On Monday night, the winter solstice, a planetary alignment pierced the night sky: Jupiter and Saturn, close enough for the naked eye to meld them into a single celestial entity for the first time in 400 years.
It was quite something.
We’re amid a cluster of rare events these days as other cycles converge — a hundred-year pandemic that exposed myriad weaknesses in the societies we’ve built, a generational demand for civil rights, a once-in-a-lifetime assault on our democratic republic.
When things get bad on the ground, it’s tempting to look to the heavens for answers. As a harbinger, this one bodes well.
Aside from the sun which makes it all possible, Jupiter and Saturn are the two largest bodies in our solar system — gas giants with 161 moons between them. They’ve got cycles of their own. It takes 12 Earth years for Jupiter to complete its loop around the sun, 30 for Saturn, and so they sync every 20 years or so. But they haven’t been this close since 1623.
That was shortly after the Mayflower landed at Plymouth Rock, just before they started work on the Taj Mahal, a few years before the trial of Galileo. It ushered in the end of the Reformation and the unification of Europe.
Our own convergence happens during a deep rift in ideologies, a polarization soaked in fear. The virus wreaked havoc on everything: our jobs, our families, our health, our plans for the future. Most of us have never been so unsure of anything in our lives, and we still don’t quite know what tomorrow looks like.
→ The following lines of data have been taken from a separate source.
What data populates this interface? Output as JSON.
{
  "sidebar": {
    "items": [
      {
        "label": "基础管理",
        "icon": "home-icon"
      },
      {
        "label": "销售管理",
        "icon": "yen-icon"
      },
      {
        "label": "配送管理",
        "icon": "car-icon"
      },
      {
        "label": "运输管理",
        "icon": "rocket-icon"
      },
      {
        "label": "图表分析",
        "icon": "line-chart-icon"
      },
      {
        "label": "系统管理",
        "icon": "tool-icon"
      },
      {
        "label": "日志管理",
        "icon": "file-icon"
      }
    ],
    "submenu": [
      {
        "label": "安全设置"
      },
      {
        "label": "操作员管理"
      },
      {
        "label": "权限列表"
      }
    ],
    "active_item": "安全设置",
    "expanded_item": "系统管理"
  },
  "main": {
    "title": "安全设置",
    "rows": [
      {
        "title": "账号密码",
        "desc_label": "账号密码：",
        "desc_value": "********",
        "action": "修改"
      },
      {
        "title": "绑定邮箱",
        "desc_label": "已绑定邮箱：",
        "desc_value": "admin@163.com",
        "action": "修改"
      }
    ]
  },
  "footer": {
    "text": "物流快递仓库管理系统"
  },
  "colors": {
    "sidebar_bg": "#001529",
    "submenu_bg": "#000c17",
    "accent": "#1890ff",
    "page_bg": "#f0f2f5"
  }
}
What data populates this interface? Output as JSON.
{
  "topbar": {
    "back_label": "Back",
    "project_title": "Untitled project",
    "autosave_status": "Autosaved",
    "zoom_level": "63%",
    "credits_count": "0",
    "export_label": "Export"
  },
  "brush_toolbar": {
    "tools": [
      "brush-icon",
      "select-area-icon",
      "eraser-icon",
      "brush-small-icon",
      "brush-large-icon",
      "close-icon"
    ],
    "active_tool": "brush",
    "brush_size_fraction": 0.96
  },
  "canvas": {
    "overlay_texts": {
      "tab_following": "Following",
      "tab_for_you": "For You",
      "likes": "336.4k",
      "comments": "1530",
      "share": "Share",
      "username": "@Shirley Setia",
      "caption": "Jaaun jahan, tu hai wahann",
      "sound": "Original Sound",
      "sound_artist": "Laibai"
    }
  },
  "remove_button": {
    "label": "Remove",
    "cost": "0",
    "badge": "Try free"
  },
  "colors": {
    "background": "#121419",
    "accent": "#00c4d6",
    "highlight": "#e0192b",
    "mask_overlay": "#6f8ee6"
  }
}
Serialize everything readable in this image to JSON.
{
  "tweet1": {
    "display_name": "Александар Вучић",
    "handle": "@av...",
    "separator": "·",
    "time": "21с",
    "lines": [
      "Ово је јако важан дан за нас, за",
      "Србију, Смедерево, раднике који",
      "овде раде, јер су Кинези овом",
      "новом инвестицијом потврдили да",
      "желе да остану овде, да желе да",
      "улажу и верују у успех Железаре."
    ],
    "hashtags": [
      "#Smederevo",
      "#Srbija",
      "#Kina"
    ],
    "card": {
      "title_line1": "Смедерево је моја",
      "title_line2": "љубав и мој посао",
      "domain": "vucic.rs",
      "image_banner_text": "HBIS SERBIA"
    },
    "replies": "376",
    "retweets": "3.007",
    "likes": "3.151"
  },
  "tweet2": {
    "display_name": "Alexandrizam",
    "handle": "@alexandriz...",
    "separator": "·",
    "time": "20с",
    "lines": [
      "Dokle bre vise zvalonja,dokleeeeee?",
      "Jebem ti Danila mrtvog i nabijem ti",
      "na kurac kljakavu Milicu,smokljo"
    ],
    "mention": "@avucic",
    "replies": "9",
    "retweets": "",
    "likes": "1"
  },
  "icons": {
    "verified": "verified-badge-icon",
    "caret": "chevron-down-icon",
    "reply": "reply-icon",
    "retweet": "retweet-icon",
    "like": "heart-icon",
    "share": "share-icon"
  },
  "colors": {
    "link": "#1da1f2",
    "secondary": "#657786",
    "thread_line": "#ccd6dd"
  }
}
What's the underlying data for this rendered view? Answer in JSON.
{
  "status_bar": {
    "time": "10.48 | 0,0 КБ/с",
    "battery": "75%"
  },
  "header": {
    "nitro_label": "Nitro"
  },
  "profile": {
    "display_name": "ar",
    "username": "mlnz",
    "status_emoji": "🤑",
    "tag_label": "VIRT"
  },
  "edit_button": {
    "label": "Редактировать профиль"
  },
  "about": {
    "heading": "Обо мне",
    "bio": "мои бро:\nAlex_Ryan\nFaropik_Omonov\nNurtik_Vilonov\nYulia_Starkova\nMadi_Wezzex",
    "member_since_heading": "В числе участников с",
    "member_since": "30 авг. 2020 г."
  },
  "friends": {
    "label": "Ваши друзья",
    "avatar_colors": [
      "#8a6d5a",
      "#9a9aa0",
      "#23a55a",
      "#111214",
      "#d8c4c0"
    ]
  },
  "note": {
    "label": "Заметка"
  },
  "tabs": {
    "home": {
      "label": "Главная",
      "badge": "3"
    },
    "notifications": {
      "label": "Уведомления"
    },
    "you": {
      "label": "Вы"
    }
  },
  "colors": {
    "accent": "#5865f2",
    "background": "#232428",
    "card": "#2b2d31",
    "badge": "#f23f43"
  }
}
But the planets remind us that we are at the end of one thing and the beginning of another. In the United States, we’ve finally got an actionable plan for the disease that has affected millions of us, new leadership on the way and, on a macro level, a demographic and political shift that will shape future generations.
We drift apart, and then we come together. The pendulum swings. The wheel turns. It has ever been thus.